Еще не забыта была вздорная выходка Мережковского, который в декабре сорок первого года, выступая по немецкому радио, провозгласил нашествие фашизма на Россию «гласом трубы Архангела, возвестившего Страшный суд».

Бунин стоял теперь на распутье. Ходил на встречи в советское посольство, выслушивал речи приезжавших в Париж из Москвы победителей, внимал, не размыкая уст, спорам своих товарищей по эмиграции и, как жаждущий припадает к источнику, погрузился в собеседования с молодым, но хорошо известным уже и во Франции писателем Симоновым.

Он впервые увидел и услышал Константина Михайловича на одной из встреч, которые советский посол Богомолов во множестве устраивал тогда. В тот раз в концертном зале собралось около полутора тысяч человек. Симонов выступал одним из первых, и публика, конечно же потребовала «Жди меня», потом «Ты помнишь, Алеша...» Его долго не отпускали, а затем кто-то подвел к Бунину.

Даже в этой круговерти людской знакомство с Буниным — особая статья. Первое ощущение было то же, что и в Америке — с Чаплиным, живой гений, великий старец, с детства знакомые облик и строки.

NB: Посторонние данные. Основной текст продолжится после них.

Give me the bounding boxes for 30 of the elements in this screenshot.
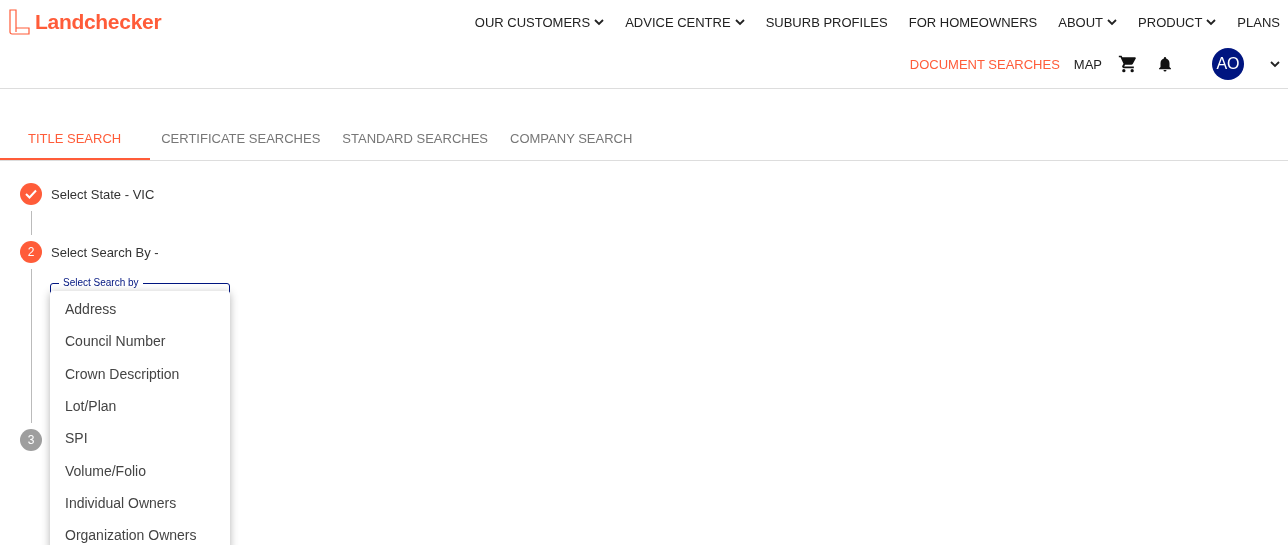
step-number: 2	[20, 241, 42, 263]
menu-item[interactable]: Organization Owners	[50, 519, 230, 545]
step-label: Select Search By -	[51, 244, 159, 260]
menu-item[interactable]: Crown Description	[50, 357, 230, 390]
tab[interactable]: COMPANY SEARCH	[499, 118, 644, 160]
avatar[interactable]: AO	[1212, 48, 1244, 80]
check-icon	[20, 183, 42, 205]
menu-item[interactable]: Volume/Folio	[50, 454, 230, 487]
nav-link[interactable]: MAP	[1073, 56, 1102, 72]
menu-item[interactable]: Council Number	[50, 325, 230, 358]
nav-link[interactable]: ABOUT	[1058, 14, 1118, 30]
tab[interactable]: STANDARD SEARCHES	[331, 118, 500, 160]
cart-icon[interactable]	[1118, 54, 1138, 74]
logo-icon	[9, 9, 31, 35]
field-label: Select Search by	[59, 277, 143, 288]
nav-link[interactable]: PLANS	[1237, 14, 1280, 30]
tab[interactable]: CERTIFICATE SEARCHES	[150, 118, 332, 160]
nav-link[interactable]: OUR CUSTOMERS	[474, 14, 605, 30]
menu-item[interactable]: Individual Owners	[50, 486, 230, 520]
step-label: Select State - VIC	[51, 186, 155, 202]
step-number: 3	[20, 429, 42, 451]
menu-item[interactable]: Address	[50, 293, 230, 326]
menu-item[interactable]: SPI	[50, 422, 230, 455]
chevron-down-icon[interactable]	[1270, 60, 1280, 68]
nav-link[interactable]: ADVICE CENTRE	[625, 14, 745, 30]
menu-item[interactable]: Lot/Plan	[50, 389, 230, 423]
nav-link[interactable]: PRODUCT	[1138, 14, 1217, 30]
nav-link[interactable]: FOR HOMEOWNERS	[908, 14, 1038, 30]
nav-link[interactable]: SUBURB PROFILES	[765, 14, 888, 30]
bell-icon[interactable]	[1156, 54, 1174, 74]
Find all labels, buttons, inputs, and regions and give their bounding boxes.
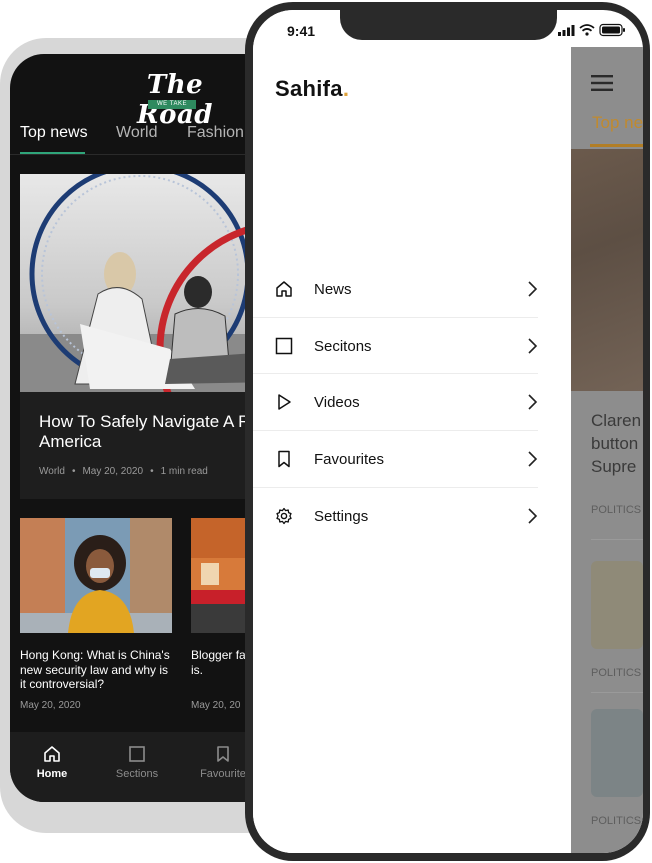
square-icon: [275, 337, 293, 354]
menu-item-label: Settings: [314, 507, 369, 525]
hamburger-menu-icon[interactable]: [591, 75, 613, 91]
bookmark-icon: [278, 450, 290, 468]
status-time: 9:41: [287, 23, 316, 39]
home-icon: [44, 746, 60, 762]
square-icon: [129, 746, 145, 762]
menu-item-favourites[interactable]: Favourites: [253, 431, 538, 488]
nav-sections[interactable]: Sections: [102, 744, 172, 780]
peek-tab-indicator: [590, 144, 643, 147]
nav-home-label: Home: [36, 768, 68, 780]
chevron-right-icon: [528, 508, 538, 524]
hero-date: May 20, 2020: [82, 466, 144, 477]
bookmark-icon: [217, 746, 229, 762]
tab-fashion[interactable]: Fashion: [187, 124, 244, 142]
hero-read-time: 1 min read: [160, 466, 208, 477]
article-card-hong-kong[interactable]: Hong Kong: What is China's new security …: [20, 518, 172, 718]
front-phone-screen: Top ne Claren button Supre POLITICS POLI…: [253, 10, 643, 853]
peek-thumbnail: [591, 561, 643, 649]
the-road-logo-sub: WE TAKE: [148, 100, 196, 109]
peek-category: POLITICS: [591, 504, 642, 516]
menu-item-label: Secitons: [314, 337, 372, 355]
chevron-right-icon: [528, 281, 538, 297]
status-icons: [558, 23, 632, 42]
menu-item-label: News: [314, 281, 352, 298]
menu-item-label: Videos: [314, 394, 360, 412]
menu-item-sections[interactable]: Secitons: [253, 318, 538, 375]
hero-category: World: [39, 466, 65, 477]
menu-item-videos[interactable]: Videos: [253, 374, 538, 432]
peek-thumbnail: [591, 709, 643, 797]
menu-item-label: Favourites: [314, 451, 385, 469]
peek-article-image: [571, 149, 643, 391]
peek-tab-top-news: Top ne: [592, 113, 643, 132]
battery-icon: [599, 23, 625, 37]
hero-article-meta: World • May 20, 2020 • 1 min read: [39, 466, 208, 477]
menu-item-settings[interactable]: Settings: [253, 488, 538, 545]
chevron-right-icon: [528, 394, 538, 410]
nav-sections-label: Sections: [115, 768, 159, 780]
chevron-right-icon: [528, 451, 538, 467]
article-image-woman-mask: [20, 518, 172, 633]
article-title: Hong Kong: What is China's new security …: [20, 648, 170, 691]
peek-divider: [591, 539, 643, 540]
menu-item-news[interactable]: News: [253, 261, 538, 318]
cellular-signal-icon: [558, 25, 575, 36]
peek-category: POLITICS: [591, 667, 642, 679]
drawer-menu: News Secitons Videos Favourites Settings: [253, 261, 538, 544]
sahifa-logo: Sahifa.: [275, 76, 350, 101]
article-date: May 20, 2020: [20, 700, 81, 711]
peek-article-title: Claren button Supre: [591, 411, 642, 476]
gear-icon: [276, 507, 292, 524]
tab-world[interactable]: World: [116, 124, 158, 142]
phone-notch: [340, 10, 557, 40]
wifi-icon: [579, 24, 595, 36]
navigation-drawer: Sahifa. News Secitons Videos Favourites …: [253, 10, 571, 853]
nav-home[interactable]: Home: [17, 744, 87, 780]
chevron-right-icon: [528, 338, 538, 354]
home-icon: [276, 281, 292, 297]
dimmed-content-overlay[interactable]: Top ne Claren button Supre POLITICS POLI…: [571, 47, 643, 853]
play-icon: [278, 394, 291, 411]
article-date: May 20, 20: [191, 700, 241, 711]
peek-divider: [591, 692, 643, 693]
tab-top-news[interactable]: Top news: [20, 124, 88, 142]
peek-category: POLITICS: [591, 815, 642, 827]
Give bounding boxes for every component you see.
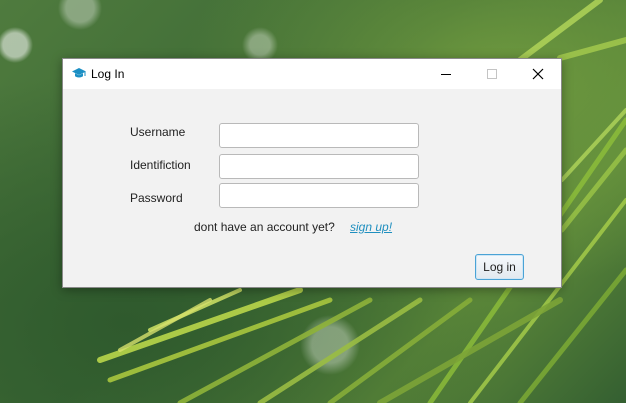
sign-up-link[interactable]: sign up! xyxy=(350,220,392,234)
username-label: Username xyxy=(130,125,186,139)
identification-label: Identifiction xyxy=(130,158,191,172)
title-bar[interactable]: Log In xyxy=(63,59,561,89)
username-input[interactable] xyxy=(219,123,419,148)
login-window: Log In Username Identifiction Password d… xyxy=(62,58,562,288)
close-icon xyxy=(532,68,544,80)
password-input[interactable] xyxy=(219,183,419,208)
no-account-prompt: dont have an account yet? xyxy=(194,220,335,234)
password-label: Password xyxy=(130,191,183,205)
graduation-cap-icon xyxy=(72,68,86,78)
maximize-button[interactable] xyxy=(469,59,515,89)
identification-input[interactable] xyxy=(219,154,419,179)
minimize-icon xyxy=(441,74,451,75)
login-button[interactable]: Log in xyxy=(475,254,524,280)
close-button[interactable] xyxy=(515,59,561,89)
window-title: Log In xyxy=(91,67,125,81)
minimize-button[interactable] xyxy=(423,59,469,89)
maximize-icon xyxy=(487,69,497,79)
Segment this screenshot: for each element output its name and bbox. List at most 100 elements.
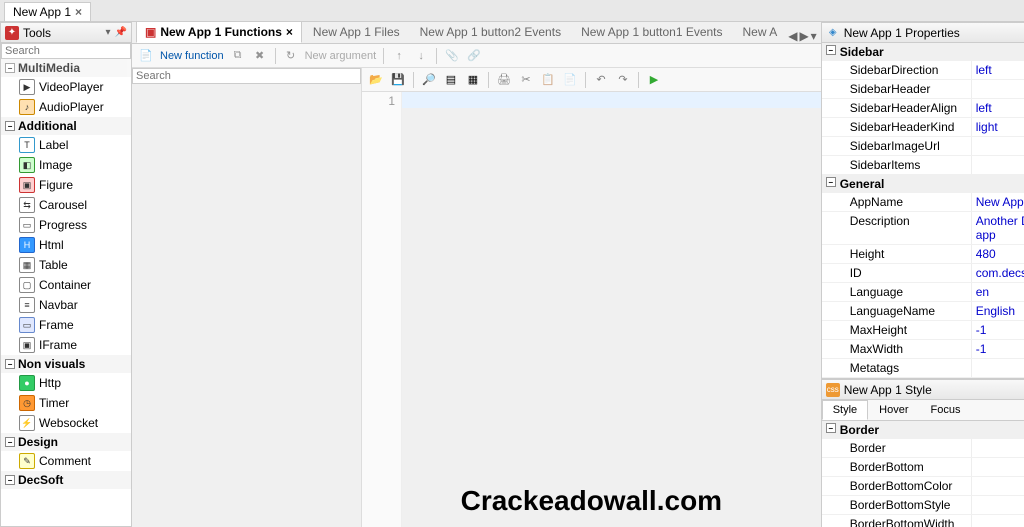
tools-item[interactable]: ≡Navbar xyxy=(1,295,131,315)
tools-search-input[interactable] xyxy=(1,43,131,59)
tab-prev-icon[interactable]: ◀ xyxy=(788,29,797,43)
style-value[interactable] xyxy=(972,496,1024,514)
property-value[interactable]: left xyxy=(972,99,1024,117)
tools-item[interactable]: TLabel xyxy=(1,135,131,155)
tools-item[interactable]: ◧Image xyxy=(1,155,131,175)
run-icon[interactable]: ▶ xyxy=(644,70,664,90)
property-value[interactable] xyxy=(972,80,1024,98)
property-row[interactable]: SidebarHeaderAlignleft xyxy=(822,99,1024,118)
property-value[interactable]: New App 1 xyxy=(972,193,1024,211)
file-tab[interactable]: New App 1 Files xyxy=(304,22,409,43)
tools-category[interactable]: −Design xyxy=(1,433,131,451)
link-icon[interactable]: 🔗 xyxy=(464,46,484,66)
tools-item[interactable]: ●Http xyxy=(1,373,131,393)
attach-icon[interactable]: 📎 xyxy=(442,46,462,66)
tools-item[interactable]: ▣IFrame xyxy=(1,335,131,355)
expand-icon[interactable]: − xyxy=(5,63,15,73)
property-group[interactable]: −General xyxy=(822,175,1024,193)
style-group[interactable]: −Border xyxy=(822,421,1024,439)
tools-category[interactable]: −DecSoft xyxy=(1,471,131,489)
style-value[interactable] xyxy=(972,477,1024,495)
properties-grid[interactable]: −SidebarSidebarDirectionleftSidebarHeade… xyxy=(822,43,1024,378)
delete-fn-icon[interactable]: ✖ xyxy=(250,46,270,66)
new-function-label[interactable]: New function xyxy=(158,50,226,62)
code-editor[interactable]: 📂 💾 🔎 ▤ ▦ 🖨 ✂ 📋 📄 ↶ ↷ ▶ xyxy=(362,68,821,527)
property-value[interactable]: English xyxy=(972,302,1024,320)
collapse-icon[interactable]: − xyxy=(826,45,836,55)
property-row[interactable]: LanguageNameEnglish xyxy=(822,302,1024,321)
property-row[interactable]: DescriptionAnother DecSoft App Builder a… xyxy=(822,212,1024,245)
file-tab[interactable]: New App 1 button1 Events xyxy=(572,22,731,43)
property-value[interactable]: -1 xyxy=(972,321,1024,339)
close-icon[interactable]: × xyxy=(75,5,82,19)
print-icon[interactable]: 🖨 xyxy=(494,70,514,90)
tools-category[interactable]: −MultiMedia xyxy=(1,59,131,77)
property-row[interactable]: Metatags xyxy=(822,359,1024,378)
replace-icon[interactable]: ▤ xyxy=(441,70,461,90)
paste-icon[interactable]: 📄 xyxy=(560,70,580,90)
redo-icon[interactable]: ↷ xyxy=(613,70,633,90)
style-row[interactable]: BorderBottomColor xyxy=(822,477,1024,496)
style-value[interactable] xyxy=(972,439,1024,457)
property-row[interactable]: Languageen xyxy=(822,283,1024,302)
style-tab[interactable]: Hover xyxy=(868,400,919,420)
new-arg-icon[interactable]: ↻ xyxy=(281,46,301,66)
property-value[interactable]: light xyxy=(972,118,1024,136)
style-value[interactable] xyxy=(972,515,1024,527)
style-row[interactable]: Border xyxy=(822,439,1024,458)
tools-item[interactable]: ▶VideoPlayer xyxy=(1,77,131,97)
tools-item[interactable]: ▣Figure xyxy=(1,175,131,195)
tools-item[interactable]: ▭Frame xyxy=(1,315,131,335)
property-row[interactable]: MaxWidth-1 xyxy=(822,340,1024,359)
property-row[interactable]: SidebarItems xyxy=(822,156,1024,175)
tools-category[interactable]: −Non visuals xyxy=(1,355,131,373)
property-row[interactable]: Height480 xyxy=(822,245,1024,264)
property-value[interactable]: com.decsoft.appbuilder xyxy=(972,264,1024,282)
save-icon[interactable]: 💾 xyxy=(388,70,408,90)
undo-icon[interactable]: ↶ xyxy=(591,70,611,90)
property-value[interactable] xyxy=(972,156,1024,174)
expand-icon[interactable]: − xyxy=(5,437,15,447)
expand-icon[interactable]: − xyxy=(5,121,15,131)
copy-fn-icon[interactable]: ⧉ xyxy=(228,46,248,66)
open-icon[interactable]: 📂 xyxy=(366,70,386,90)
property-group[interactable]: −Sidebar xyxy=(822,43,1024,61)
tools-item[interactable]: ▦Table xyxy=(1,255,131,275)
property-value[interactable]: 480 xyxy=(972,245,1024,263)
move-up-icon[interactable]: ↑ xyxy=(389,46,409,66)
tools-item[interactable]: ▢Container xyxy=(1,275,131,295)
property-value[interactable]: -1 xyxy=(972,340,1024,358)
style-grid[interactable]: −BorderBorderBorderBottomBorderBottomCol… xyxy=(822,421,1024,527)
property-row[interactable]: SidebarImageUrl xyxy=(822,137,1024,156)
tools-item[interactable]: ⇆Carousel xyxy=(1,195,131,215)
tools-item[interactable]: ⚡Websocket xyxy=(1,413,131,433)
new-function-icon[interactable]: 📄 xyxy=(136,46,156,66)
move-down-icon[interactable]: ↓ xyxy=(411,46,431,66)
pin-icon[interactable]: 📌 xyxy=(115,27,127,38)
property-value[interactable]: left xyxy=(972,61,1024,79)
tools-category[interactable]: −Additional xyxy=(1,117,131,135)
tools-item[interactable]: HHtml xyxy=(1,235,131,255)
style-row[interactable]: BorderBottomWidth xyxy=(822,515,1024,527)
style-tab[interactable]: Focus xyxy=(920,400,972,420)
copy-icon[interactable]: 📋 xyxy=(538,70,558,90)
tools-item[interactable]: ▭Progress xyxy=(1,215,131,235)
tools-item[interactable]: ✎Comment xyxy=(1,451,131,471)
expand-icon[interactable]: − xyxy=(5,475,15,485)
property-row[interactable]: MaxHeight-1 xyxy=(822,321,1024,340)
style-tab[interactable]: Style xyxy=(822,400,868,420)
property-value[interactable]: Another DecSoft App Builder app xyxy=(972,212,1024,244)
expand-icon[interactable]: − xyxy=(5,359,15,369)
close-icon[interactable]: × xyxy=(286,25,293,39)
app-tab[interactable]: New App 1 × xyxy=(4,2,91,21)
find-icon[interactable]: 🔎 xyxy=(419,70,439,90)
collapse-icon[interactable]: − xyxy=(826,423,836,433)
tools-item[interactable]: ◷Timer xyxy=(1,393,131,413)
file-tab[interactable]: ▣New App 1 Functions× xyxy=(136,22,302,43)
tools-item[interactable]: ♪AudioPlayer xyxy=(1,97,131,117)
grid-icon[interactable]: ▦ xyxy=(463,70,483,90)
property-row[interactable]: SidebarHeader xyxy=(822,80,1024,99)
style-row[interactable]: BorderBottomStyle xyxy=(822,496,1024,515)
chevron-down-icon[interactable]: ▾ xyxy=(106,27,111,38)
style-value[interactable] xyxy=(972,458,1024,476)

В семье, особенно у сестер матери, имя Бунина никогда не было под запретом... «Господина из Сан-Франциско» он прочитал еще в школе. Чуть ли не наизусть помнил все немногое, что можно было заполучить дома, а в сорок четвертом — в Белграде, где он попал в русскую библиотеку. Здесь он проглотил «Лику», «Жизнь Арсеньева», ну и, таясь от старика-смотрителя, тоже белого эмигранта — «Окаянные дни». Эта вещь ничего, кроме протеста, не вызвала, но и восхищения этим классиком серебряного века нашей литературы не подорвала. Великие люди тоже не свободны от заблуждений.